Zayn menggeleng, ia melepaskan sabuk pengamannya dan memiringkan tubuhnya, ia melepaskan sabuk pengaman milik istrinya Lalu merangkul pundak Gia dan membawa Gia kedalam dekapannya. Cara paling ampuh untuk melulukan istrinya adalah memeluk Gia dan membuat Gia nyaman di dalam dekapannya.
"A-apa aku membuatmu repot, Dad?" tanya Gia. Hormon kehamilannya benar-benar membuatnya amat-amat sensitif.
Zayn tersenyum. Ia melepaskan pelukannya,
dan menangkup kedua pipi Gia.
"Kau mengandung putraku. Mana mungkin aku merasa repot," jawab Zayn. Gia tersenyum, ia kembali mendekap suaminya.
Suara ombak, terang bulan, angin laut, menemani langkah mereka. Zayn dan Gia berjalan menelusuri bibir pantai sambil bergandengan tangan. Saat melihat ombak, Gia tersenyum. Ia teringat saat ia hampir bunuh diri dan Zayn menyelamatkannya.
"Kau kenapa, hmm?" tanya Zayn yang melihat Gia tersenyum.
Seketika Gia menghentikan langkahnya. "Aku lelah, ayo duduk," ajak Gia. Zayn menurut. Saat ini, mereka pun duduk di atas pasir dengan menghadap ke laut.

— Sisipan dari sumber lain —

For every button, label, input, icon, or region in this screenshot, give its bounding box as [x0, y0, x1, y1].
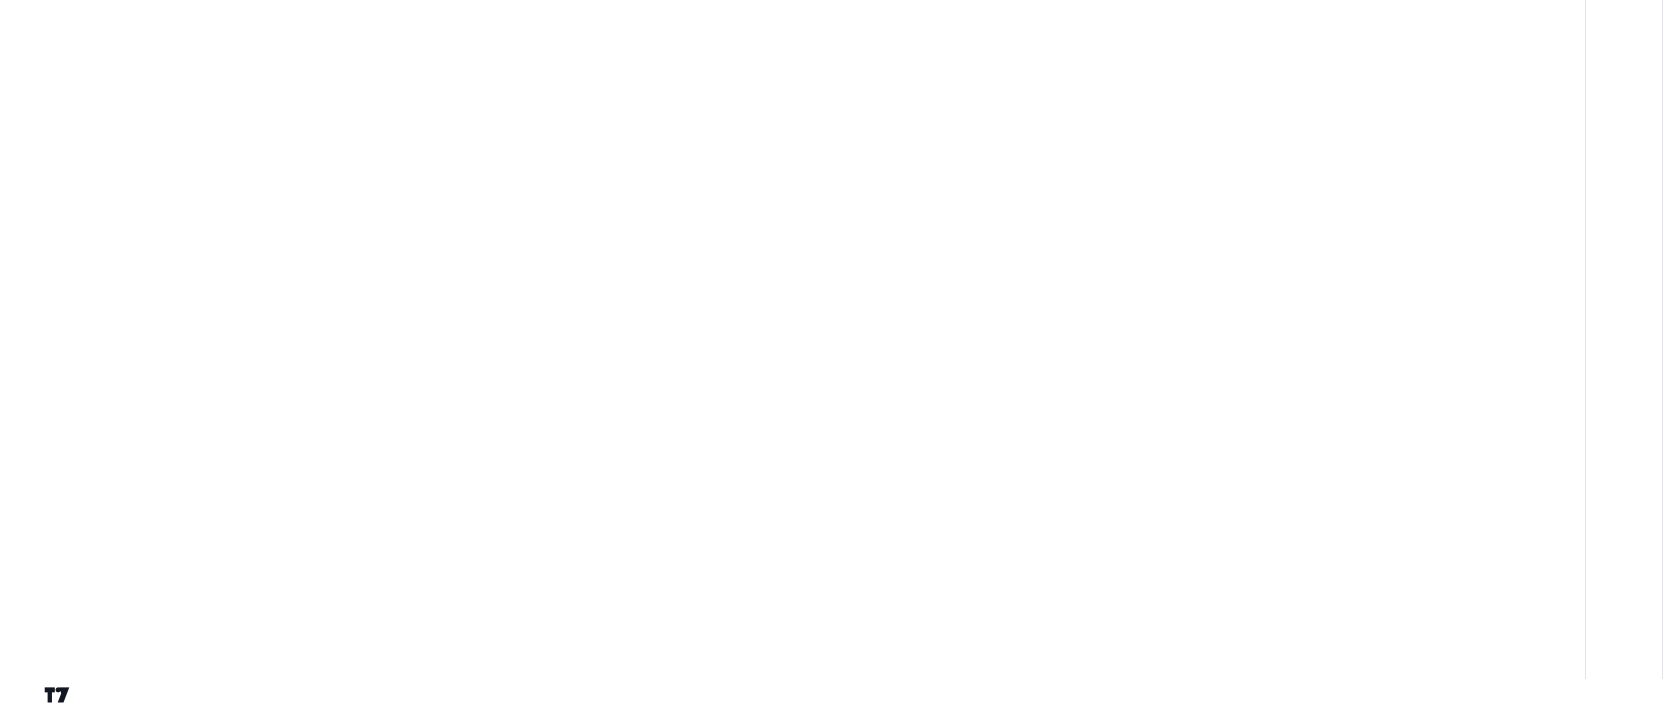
tradingview-logo-icon	[44, 687, 70, 703]
ma20-legend[interactable]	[25, 42, 31, 58]
ma100-legend[interactable]	[25, 62, 31, 78]
ma200-legend[interactable]	[25, 82, 31, 98]
rsi-legend[interactable]	[25, 332, 31, 348]
macd-legend[interactable]	[25, 491, 51, 507]
time-axis[interactable]	[0, 640, 1585, 679]
symbol-legend[interactable]	[25, 21, 71, 41]
tradingview-logo[interactable]	[44, 685, 78, 707]
price-scale[interactable]	[1585, 0, 1663, 679]
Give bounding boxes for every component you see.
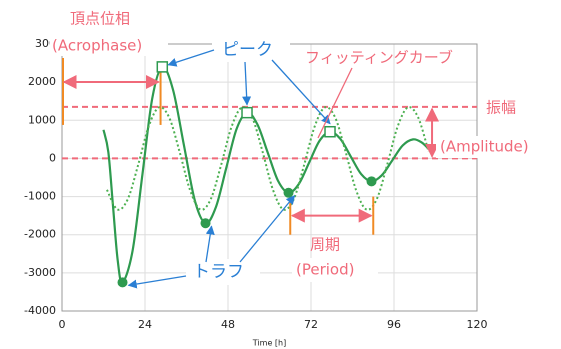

Gia menautkan tangannya pada tangan suaminya. Ia menyenderkan kepalanya pada bahu Zayn, dan Zayn menyenderkan kepalanya pada kepala Gia.
"Aku tak menyangka, kita akan sampai di tahap ini," ucap Gia tiba-tiba. "Seandainya kau tak menyelamatkanku, mungkin aku takan merasakan kebahagiaan ini sekarang."
Mendengar ucapan Gia, Zayn terkekeh. "Kau bahagia bersamaku sekarang?" tanya Zayn.
"Dulu, aku terluka karena ulahmu, dan kini dengan mu aku sangat bahagia."
Zayn menegakan kepalanya. Ia melihat kesana kemari, memastikan tak ada orang. Setelah di rasa aman tak ada orang, Zayn mengarahkan wajah Gia agar menoleh ke arahnya setelah itu, ia langsung menyambar bibir istrinya. ********** dengan pelan, tak ada nafsu dalam ciuman Zayn, Zayn benar-benar mencium istrinya penuh dengan rasa cinta.
••
Waktu berjalan begitu cepat, tak terasa detik-detik menegangkan bagi Gia akhirnya, tiba.
Saat ini, Gia sedang menahan rasa sakit yang amat hebat, ia sedang berjuang mengeluarkan darah dagingnya. Ia terus berteriak, tangannya tak henti-hentinya menjambak rambut Zayn, hingga kepala Zayn kesana kemari.
Tak lama, Gia berteriak hebat saat merasakan sakitnya semakin menjadi.
"A-a," teriak Zayn saat Gia semakin keras menjambak rambutnya.